# Kerfmaker - Bridge City



## DaytonB

very cool tool
may just have to get one.


----------



## sedcokid

Never saw one of these, must check it out


----------



## eruby

I also have one. 
This is one of the few tools that is actually as easy to use as the promotional videos make it out to be.


----------



## jack1

I'm gonna have to admit ignorance but what is this used for? Thanks.

Jack


----------



## Beezle

Jack, I have one and have used it to make dados.

You set one end to the width of the tool's kerf, say the blade on a saw. You set the other end to the thickness of the material that needs to fit into the dado.

Then you use it up against a stop along a perpendicular fence such as those along the back of a SCMS and easily cut a very accurate dado.

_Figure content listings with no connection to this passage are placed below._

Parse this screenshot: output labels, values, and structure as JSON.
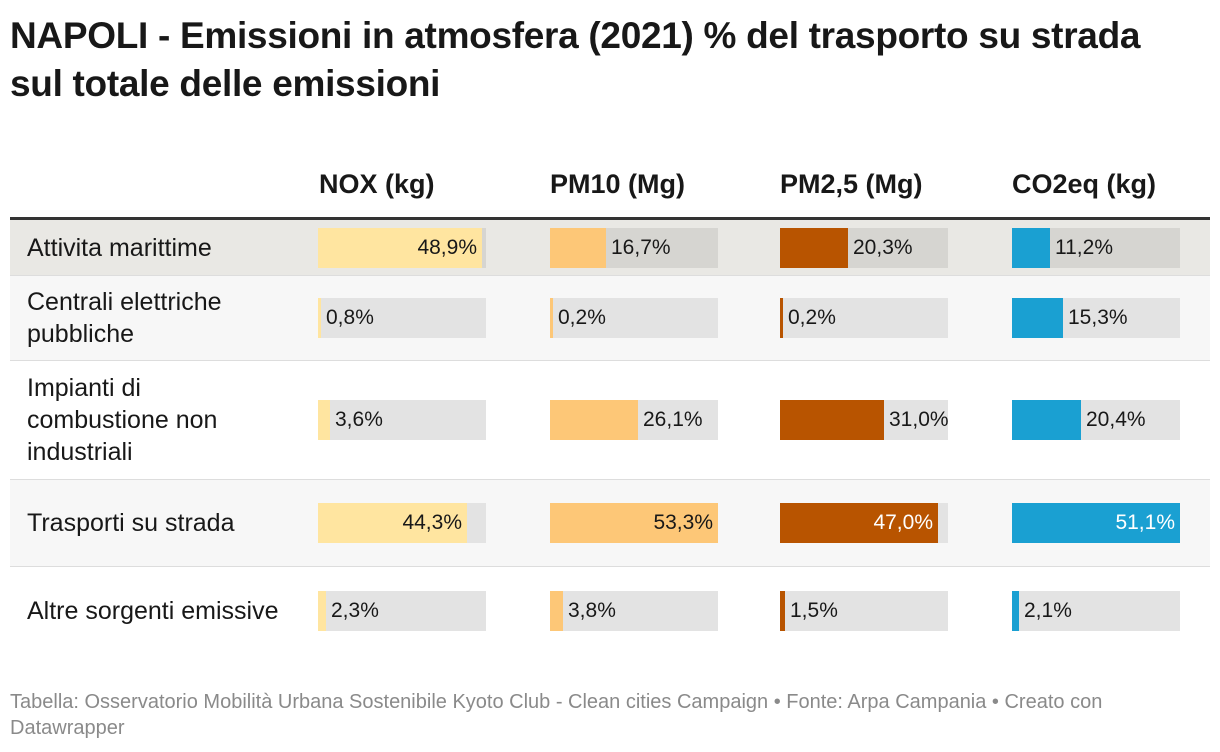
{
  "title": "NAPOLI - Emissioni in atmosfera (2021) % del trasporto su strada sul totale delle emissioni",
  "source": "Tabella: Osservatorio Mobilità Urbana Sostenibile Kyoto Club - Clean cities Campaign • Fonte: Arpa Campania • Creato con Datawrapper",
  "chart_data": {
    "type": "table",
    "columns": [
      "NOX (kg)",
      "PM10 (Mg)",
      "PM2,5 (Mg)",
      "CO2eq (kg)"
    ],
    "column_colors": [
      "#ffe5a0",
      "#fdc777",
      "#b85400",
      "#1aa0d2"
    ],
    "value_max": 50,
    "rows": [
      {
        "label": "Attivita marittime",
        "highlight": true,
        "values": [
          48.9,
          16.7,
          20.3,
          11.2
        ],
        "display": [
          "48,9%",
          "16,7%",
          "20,3%",
          "11,2%"
        ]
      },
      {
        "label": "Centrali elettriche pubbliche",
        "highlight": false,
        "values": [
          0.8,
          0.2,
          0.2,
          15.3
        ],
        "display": [
          "0,8%",
          "0,2%",
          "0,2%",
          "15,3%"
        ]
      },
      {
        "label": "Impianti di combustione non industriali",
        "highlight": false,
        "values": [
          3.6,
          26.1,
          31.0,
          20.4
        ],
        "display": [
          "3,6%",
          "26,1%",
          "31,0%",
          "20,4%"
        ]
      },
      {
        "label": "Trasporti su strada",
        "highlight": false,
        "values": [
          44.3,
          53.3,
          47.0,
          51.1
        ],
        "display": [
          "44,3%",
          "53,3%",
          "47,0%",
          "51,1%"
        ]
      },
      {
        "label": "Altre sorgenti emissive",
        "highlight": false,
        "values": [
          2.3,
          3.8,
          1.5,
          2.1
        ],
        "display": [
          "2,3%",
          "3,8%",
          "1,5%",
          "2,1%"
        ]
      }
    ]
  }
}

I find it is well made and works great.


----------



## jack1

Ah, got it. Thanks.


----------



## michelletwo

THanks for the review on a handtool. Looks useful. But my question is: what would you have gotten if you used a shovel?


----------



## woodplay

a sore back and the desire to buy a snowblower


----------



## tyka

You don't know how smart a decision this was  I built the T-track model and figure I made about $2.00 an hour. The parts are just too small to make. I don't mind spending days to build jigs, but this one…. I'm not sure it's worth the work. I like yours much better. lol Tks for the nice pics.


----------